On Schweser pages 182-187, there are some examples showing us the calculations on interest rate calls vs puts.
First, on interest rate calls, they use an example where the loan is $5 million and there is an interest rate call option for $8k premium. They adjust this premium for the options maturity (i.e. calculate its FV) and say that the net amount to be borrowed after the option would be ~$4,99 million. So, in my understanding, the borrower would receive the $5 million loan but would have paid the $8k option adjusted for FV.
Then, on interest rate puts they say that the lender provides the borrower with $5 million + the FV of the put premium. So, it’d be around ~$5.01 million.
SO, which amount is actually being borrowed/lent? I’m confused.
They should state in each question whether is subject borrower or lender. Put option protects lender, call option protects borrower. Sometimes, subject, lender (or borrower in same cases) may construct a collar which purpose is offset the cost of premium partially or in full. Collar might not be exactly zero cost if shorted option expires ITM in case the subject would have cash outflow.
I checked. Each sentence in each sample starts with something like this “The firm wants to borrow” or “The Bank will lend”. The collar should be in the last example.
But my question is about the loan amount. In one example they say its less than 5 million, while in the other by adding the cost of the put it becomes more than 5 million.

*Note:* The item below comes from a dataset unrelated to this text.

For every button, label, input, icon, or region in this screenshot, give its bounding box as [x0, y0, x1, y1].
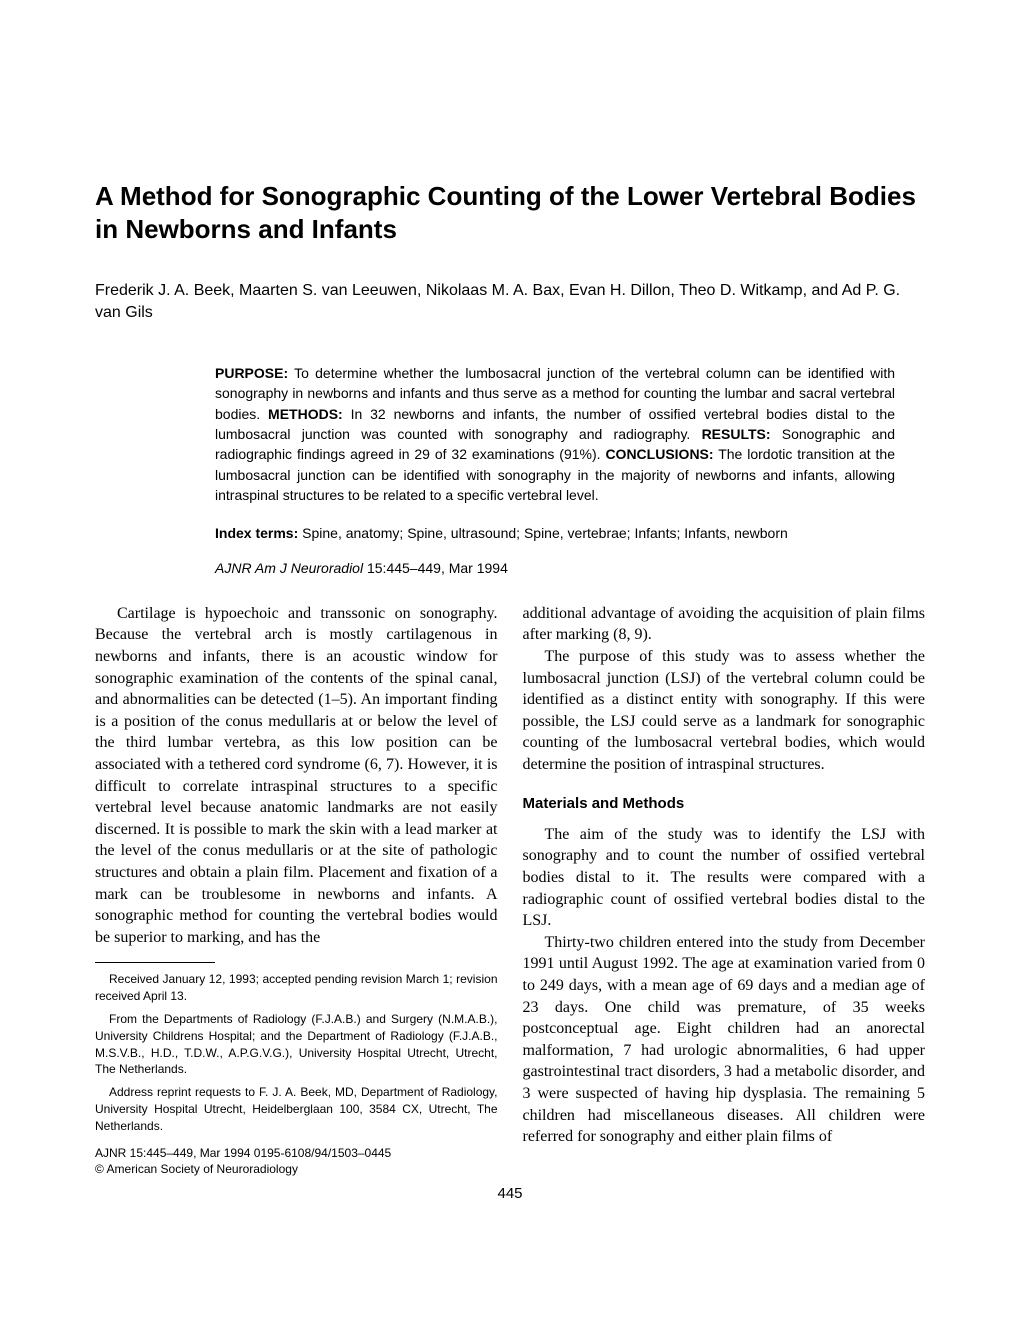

It makes no sense to me.
Just to add to what Flashback mentioned, as interest rate calls benefit the borrower and interest rate puts benefit the lender, so in the first case, borrower has to make a premium payment to get the benefit of the interest rate calls and hence his net borrowing amount is reduced by option’s adjusted premium value, whereas in the second case, the lender has to make a premium payment to get the benefit of interest rate put and hence his net outflow is increased by option’s adjusted premium value.